Six FIDs, $72 Billion: U.S. LNG’s Record-Breaking Year

Europe’s rush to shake off Russian gas dependence and Asia’s push to buy higher volumes of American energy while negotiating trade deals have created a booming export deal market for U.S. LNG exporters and developers, even at increased liquefaction fees.

Year to date, American LNG developers have signed sales and purchase agreements (SPAs) for existing and future export plants for a total of 29.5 million metric tons per year, according to data from consulting firm Rapidan Energy Group cited by Reuters.

The volume of newly contracted U.S. LNG more than quadrupled between January and October compared to the 7 million metric tons per year (mtpa) contracted for the whole of 2024.

The U.S. LNG industry is now on track to have signed the second-highest export volumes on record, trailing only 2022, when buyers in Europe turned en masse to American gas as Russian pipeline supply to Europe slumped and stopped for many EU markets, including Germany.

Encouraged by the Trump Administration’s energy policy, LNG developers are taking advantage of the market and regulatory tailwinds to approve investments in new projects.
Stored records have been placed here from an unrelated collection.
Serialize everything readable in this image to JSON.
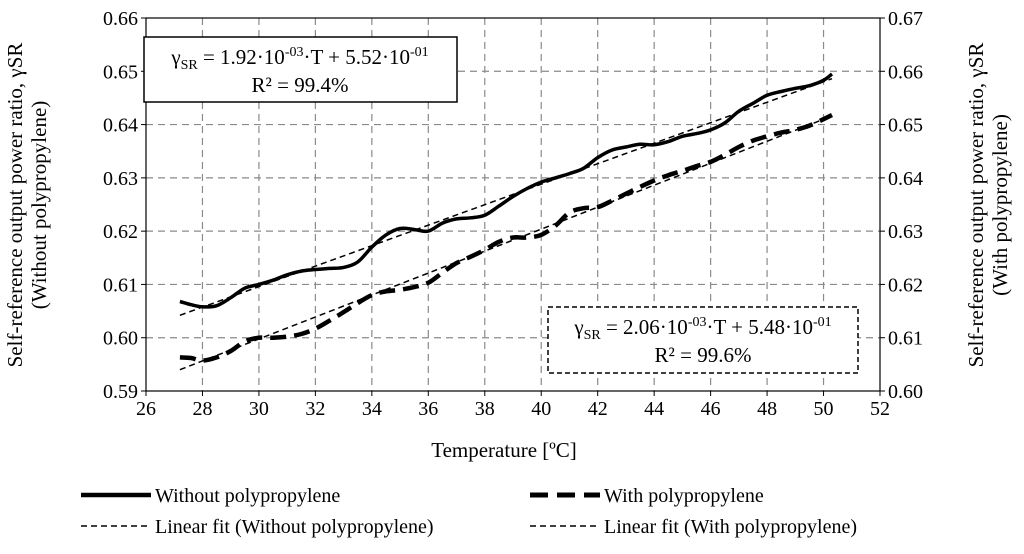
{
  "chart_data": {
    "type": "line",
    "xlabel": "Temperature [ºC]",
    "ylabel_left": "Self-reference output power ratio, γSR",
    "ylabel_left_sub": "(Without polypropylene)",
    "ylabel_right": "Self-reference output power ratio, γSR",
    "ylabel_right_sub": "(With polypropylene)",
    "xlim": [
      26,
      52
    ],
    "ylim_left": [
      0.59,
      0.66
    ],
    "ylim_right": [
      0.6,
      0.67
    ],
    "x_ticks": [
      "26",
      "28",
      "30",
      "32",
      "34",
      "36",
      "38",
      "40",
      "42",
      "44",
      "46",
      "48",
      "50",
      "52"
    ],
    "y_left_ticks": [
      "0.59",
      "0.60",
      "0.61",
      "0.62",
      "0.63",
      "0.64",
      "0.65",
      "0.66"
    ],
    "y_right_ticks": [
      "0.60",
      "0.61",
      "0.62",
      "0.63",
      "0.64",
      "0.65",
      "0.66",
      "0.67"
    ],
    "grid": true,
    "legend_position": "bottom",
    "series": [
      {
        "name": "Without polypropylene",
        "axis": "left",
        "style": "solid",
        "x": [
          27.2,
          27.6,
          28.0,
          28.5,
          29.0,
          29.5,
          30.0,
          30.5,
          31.0,
          31.5,
          32.0,
          32.5,
          33.0,
          33.5,
          34.0,
          34.5,
          35.0,
          35.5,
          36.0,
          36.5,
          37.0,
          37.5,
          38.0,
          38.5,
          39.0,
          39.5,
          40.0,
          40.5,
          41.0,
          41.5,
          42.0,
          42.5,
          43.0,
          43.5,
          44.0,
          44.5,
          45.0,
          45.5,
          46.0,
          46.5,
          47.0,
          47.5,
          48.0,
          48.5,
          49.0,
          49.5,
          50.0,
          50.3
        ],
        "y": [
          0.6068,
          0.6062,
          0.6058,
          0.606,
          0.6075,
          0.6093,
          0.61,
          0.6108,
          0.6118,
          0.6125,
          0.6128,
          0.613,
          0.6132,
          0.6142,
          0.617,
          0.6193,
          0.6205,
          0.6203,
          0.62,
          0.6215,
          0.6223,
          0.6225,
          0.623,
          0.6247,
          0.6265,
          0.628,
          0.6292,
          0.63,
          0.6308,
          0.6318,
          0.6338,
          0.6352,
          0.6358,
          0.6363,
          0.6362,
          0.6368,
          0.6378,
          0.6383,
          0.639,
          0.6403,
          0.6425,
          0.644,
          0.6455,
          0.6462,
          0.6468,
          0.6473,
          0.6483,
          0.6495
        ]
      },
      {
        "name": "With polypropylene",
        "axis": "right",
        "style": "dashed-thick",
        "x": [
          27.2,
          27.6,
          28.0,
          28.5,
          29.0,
          29.5,
          30.0,
          30.5,
          31.0,
          31.5,
          32.0,
          32.5,
          33.0,
          33.5,
          34.0,
          34.5,
          35.0,
          35.5,
          36.0,
          36.5,
          37.0,
          37.5,
          38.0,
          38.5,
          39.0,
          39.5,
          40.0,
          40.5,
          41.0,
          41.5,
          42.0,
          42.5,
          43.0,
          43.5,
          44.0,
          44.5,
          45.0,
          45.5,
          46.0,
          46.5,
          47.0,
          47.5,
          48.0,
          48.5,
          49.0,
          49.5,
          50.0,
          50.3
        ],
        "y": [
          0.6063,
          0.6062,
          0.6057,
          0.6063,
          0.6075,
          0.6093,
          0.61,
          0.61,
          0.6102,
          0.6107,
          0.6117,
          0.6132,
          0.6148,
          0.6165,
          0.618,
          0.6187,
          0.619,
          0.6195,
          0.6203,
          0.6222,
          0.624,
          0.6252,
          0.6265,
          0.628,
          0.6288,
          0.6288,
          0.6293,
          0.631,
          0.6335,
          0.6343,
          0.6345,
          0.6357,
          0.637,
          0.6383,
          0.6395,
          0.6405,
          0.6413,
          0.6422,
          0.643,
          0.6443,
          0.6458,
          0.647,
          0.6478,
          0.6485,
          0.649,
          0.6498,
          0.651,
          0.6518
        ]
      },
      {
        "name": "Linear fit (Without polypropylene)",
        "axis": "left",
        "style": "dashed-thin",
        "x": [
          27.2,
          50.3
        ],
        "y": [
          0.6042,
          0.6486
        ]
      },
      {
        "name": "Linear fit (With polypropylene)",
        "axis": "right",
        "style": "dashed-thin",
        "x": [
          27.2,
          50.3
        ],
        "y": [
          0.604,
          0.6516
        ]
      }
    ],
    "annotations": {
      "eq_without": {
        "line1_gamma": "γ",
        "line1_sub": "SR",
        "line1_mid": " = 1.92·10",
        "line1_exp1": "-03",
        "line1_mid2": "·T + 5.52·10",
        "line1_exp2": "-01",
        "line2": "R² = 99.4%"
      },
      "eq_with": {
        "line1_gamma": "γ",
        "line1_sub": "SR",
        "line1_mid": " = 2.06·10",
        "line1_exp1": "-03",
        "line1_mid2": "·T + 5.48·10",
        "line1_exp2": "-01",
        "line2": "R² = 99.6%"
      }
    }
  },
  "legend": {
    "item1": "Without polypropylene",
    "item2": "With polypropylene",
    "item3": "Linear fit (Without polypropylene)",
    "item4": "Linear fit (With polypropylene)"
  }
}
So far this year, Australia’s Woodside has announced the FID for the Louisiana LNG project and plans to start production in 2029. In July, Venture Global took FID and successfully closed the $15.1 billion project financing for the first phase of the company’s third project, CP2 LNG, together with the associated CP Express Pipeline. Top U.S. exporter Cheniere has made a positive FID for the Corpus Christi Midscale Trains 8 & 9 and Debottlenecking Project. NextDecade has decided to invest $6.7 billion in the expansion of its Rio Grande LNG facility in Texas, in the second Rio Grande expansion announced this year, while Sempra approved a $14 billion Port Arthur LNG Phase 2 expansion.

U.S. developers of six export projects have made FIDs and secured financing so far this year, bringing total global LNG finance to a record of $72 billion, energy commodity shipping broker and advisor Poten & Partners said last month.

“Six US FIDs in one year is unprecedented– the highest number before this year was three US projects. The liquefaction finance tally could continue to climb in the final quarter of this year as a few more projects – also in the US – appear to be nearing FID,” Poten & Partners said.

In the near term, the U.S. is set to add 5 billion cubic feet per day (Bcf/d) in LNG export capacity in 2025 and 2026 alone, as Plaquemines LNG and Corpus Christi LNG Stage 3 projects come online, the Energy Information Administration said in its Short-Term Energy Outlook in October. Additions to LNG export capacity are set to boost total U.S. LNG exports to 14.7 Bcf/d in 2025 and to 16.3 Bcf/d in 2026, up from 11.9 Bcf/d in 2024, according to the EIA estimates.

The surge in U.S. LNG exports and the expected jump in Qatari LNG shipments once Qatar’s mega expansion projects are completed in 2027 have stoked fears of a coming LNG glut that could depress prices.

U.S. developers appear unfazed by this prospect and are even raising their liquefaction fees as project costs soar amid persistent higher financing rates, labor shortages, and an increase in prices of materials.

In March this year, most U.S. liquefaction fees were being discussed at $2.65 per million British thermal unit (MMBtu) to $2.95 per MMBtu, “as EPC cost escalations show no sign of abating,” Poten & Partners said at the time.

“Higher raw material prices, which are seeing further escalation because of tariffs, coupled with rising labor and financing costs are having a pronounced impact on US LNG liquefaction project implementation. The cost increases make it challenging for developers to keep engineering, procurement and construction (EPC) contracts valid as they try to move ahead with their LNG export projects,” the broker and advisor said.

Now U.S. LNG exporters and developers are asking about 15% higher liquefaction fees compared to the 2023 average of about $2 per MMBtu, Poten & Partners business intelligence head Jason Feer told Reuters this week.

And they are so far getting these higher fees in new contracts. Buyers are still willing to pay higher liquefaction fees to secure American LNG, which is seen in Europe as a means to cut off Russian supply by 2027 and in Asia as a lever to pull in tariff and trade deal talks with the Trump Administration.